To create can mean "to make or produce ". Well, I can make or produce a painting if the resources for making a painting are available to me. But in my mind creation is more than that. Another definition, which seems to suit my own personal idea of creating is to bring into existence. But then again, I believe I can bring a painting into existence with existing materials as well.

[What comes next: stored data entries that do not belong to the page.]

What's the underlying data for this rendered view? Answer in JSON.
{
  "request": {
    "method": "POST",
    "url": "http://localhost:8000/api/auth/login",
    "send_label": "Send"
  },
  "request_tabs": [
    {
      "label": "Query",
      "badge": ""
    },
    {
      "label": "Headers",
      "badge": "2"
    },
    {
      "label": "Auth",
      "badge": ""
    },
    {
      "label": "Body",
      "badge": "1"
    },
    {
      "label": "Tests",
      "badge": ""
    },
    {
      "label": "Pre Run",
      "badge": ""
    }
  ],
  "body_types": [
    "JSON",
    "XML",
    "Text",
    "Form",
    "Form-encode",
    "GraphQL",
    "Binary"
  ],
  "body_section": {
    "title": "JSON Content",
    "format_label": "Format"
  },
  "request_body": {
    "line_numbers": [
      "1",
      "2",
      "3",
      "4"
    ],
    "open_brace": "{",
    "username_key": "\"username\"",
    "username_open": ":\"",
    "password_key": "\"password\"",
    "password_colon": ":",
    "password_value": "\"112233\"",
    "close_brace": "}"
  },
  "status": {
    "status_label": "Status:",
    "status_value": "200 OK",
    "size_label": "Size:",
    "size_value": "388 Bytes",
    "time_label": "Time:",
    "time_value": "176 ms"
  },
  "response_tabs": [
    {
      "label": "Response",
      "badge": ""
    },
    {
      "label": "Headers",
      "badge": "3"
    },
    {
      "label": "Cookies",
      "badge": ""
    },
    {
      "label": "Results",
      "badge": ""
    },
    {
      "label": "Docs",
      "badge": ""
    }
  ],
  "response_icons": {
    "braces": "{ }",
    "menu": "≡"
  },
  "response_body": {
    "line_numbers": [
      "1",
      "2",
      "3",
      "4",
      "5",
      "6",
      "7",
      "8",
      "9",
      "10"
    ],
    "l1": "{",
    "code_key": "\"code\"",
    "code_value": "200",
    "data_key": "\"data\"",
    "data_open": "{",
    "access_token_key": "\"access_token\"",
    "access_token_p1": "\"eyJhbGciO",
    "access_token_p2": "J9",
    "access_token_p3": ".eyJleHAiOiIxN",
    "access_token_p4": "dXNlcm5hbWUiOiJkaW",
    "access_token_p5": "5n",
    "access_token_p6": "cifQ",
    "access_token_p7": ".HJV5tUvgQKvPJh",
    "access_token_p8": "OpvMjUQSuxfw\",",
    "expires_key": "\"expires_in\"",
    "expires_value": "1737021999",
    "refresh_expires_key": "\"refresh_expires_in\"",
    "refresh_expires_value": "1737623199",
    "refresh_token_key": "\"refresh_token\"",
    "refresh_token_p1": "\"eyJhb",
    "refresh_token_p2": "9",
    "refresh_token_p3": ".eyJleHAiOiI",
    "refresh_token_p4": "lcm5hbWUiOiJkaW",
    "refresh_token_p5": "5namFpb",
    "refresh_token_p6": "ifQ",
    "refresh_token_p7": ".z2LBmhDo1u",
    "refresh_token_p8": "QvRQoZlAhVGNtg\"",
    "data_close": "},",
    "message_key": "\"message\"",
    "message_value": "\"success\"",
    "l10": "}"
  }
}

So, I don't have the answers. I am searching. I believe in God because I believe that I have experienced God. I have read the Bible and I believe it is true. And as a result, I have perceived God. Perceive is not the right word. I felt God, as if He has touched me. I won't really explain it, because I can't. Everyone knows what it's like to be splashed with cold water. But try explaining what that is like to someone who's never experienced any sensation of water at all. You just can't. If you had experienced God, you'd be saying already, "yes, I know what you mean." I have set my heart upon God, and I trust in God's Son, and as a result, I have received in me the promise of Jesus Christ.
He said,
"If ye love me, keep my commandments.
And I will pray the Father, and he shall give you another Comforter, that he may abide with you for ever; Even the Spirit of truth; whom the world cannot receive, because it seeth him not, neither knoweth him: but ye know him; for he dwelleth with you, and shall be in you."
(John 14:16-17)
I know this Spirit well. He visits with me often. And now I no longer have belief that God exists. I know He does, because He has blessed me with proof, and I am comforted in my faith, just as Jesus promised.
But to your question, "what if god is everything but nothing more? would you still call it god?"
Well, if God were everything, which for all I know He could be, and more, I would still call Him God, because He would still be God.